Overview
The Extended Term Temporary will be responsible for evaluating information security controls in web, cloud, AI, mobile, and complex business applications, and providing technical and architectural information security solutions.
Key Responsibilities
- Review security architecture evaluation of WBG new systems and create security test plans.
- Perform security analysis of system layers (application, API, operating systems, database) through source code review, manual testing, and vulnerability scans.
- Perform manual vulnerability assessment and produce reports.
- Perform security testing for cloud-based solutions and M365 platform applications.
- Perform Gray-Box/White-Box security testing of applications, SAST, and SCA analysis.
- Perform application security testing on native and web-based mobile applications.
- Review testing results and work with development teams to remediate issues.
- Maintain documentation of test procedures and findings.
- Perform AI Security testing and AI security controls Assessment.
- Understand the Agile framework and its application in security testing.
- Stay abreast of newer trends and technologies such as AI and application security testing tools.
Required Experience
- Minimum of 2 years of relevant experience.
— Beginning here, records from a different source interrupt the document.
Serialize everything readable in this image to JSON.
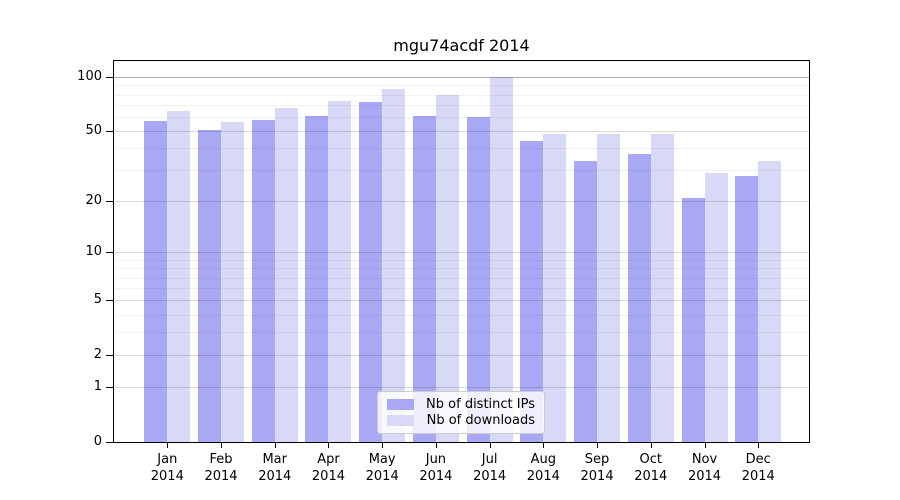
{
  "chart_data": {
    "type": "bar",
    "title": "mgu74acdf 2014",
    "scale": "log1p",
    "categories": [
      "Jan",
      "Feb",
      "Mar",
      "Apr",
      "May",
      "Jun",
      "Jul",
      "Aug",
      "Sep",
      "Oct",
      "Nov",
      "Dec"
    ],
    "year": "2014",
    "series": [
      {
        "name": "Nb of distinct IPs",
        "color": "#a8a8f5",
        "values": [
          57,
          51,
          58,
          61,
          73,
          61,
          60,
          44,
          34,
          37,
          21,
          28
        ]
      },
      {
        "name": "Nb of downloads",
        "color": "#d8d8f7",
        "values": [
          65,
          56,
          67,
          74,
          86,
          80,
          100,
          48,
          48,
          48,
          29,
          34
        ]
      }
    ],
    "y_ticks": [
      0,
      1,
      2,
      5,
      10,
      20,
      50,
      100
    ],
    "y_minor_gridlines": [
      3,
      4,
      6,
      7,
      8,
      9,
      30,
      40,
      60,
      70,
      80,
      90
    ],
    "ylim": [
      0,
      100
    ],
    "grid": true,
    "legend_position": "bottom-center"
  }
}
- Proven level of understanding of the security architecture and security requirements of enterprise applications and platforms.
- Hands-on experience in preparing risk-based test plans and performing security testing on different layers of information systems.
- In-depth knowledge of common security vulnerabilities of OWASP Top 10 for web, API, mobile, LLMs and common exploit techniques.
- Demonstrated hands-on experience with web application security manual testing, source code review, identifying vulnerabilities as per SANS 25 or OWASP Top 10 specifications and validating test results, analyzing vulnerabilities, and helping develop platform specific remediation plans.
- Understanding of cloud technology (e.g., AWS, MS Azure, MS Office 365, MS Power Apps), web application technologies (e.g., Java, .NET, Drupal) and operation/configuration of common web servers (e.g., IIS, Apache) is an added plus.
- Experience with mobile application security testing on different mobile platforms (iOS and Android) is an added plus.
Qualifications
Associate's degree or a recognized certificate.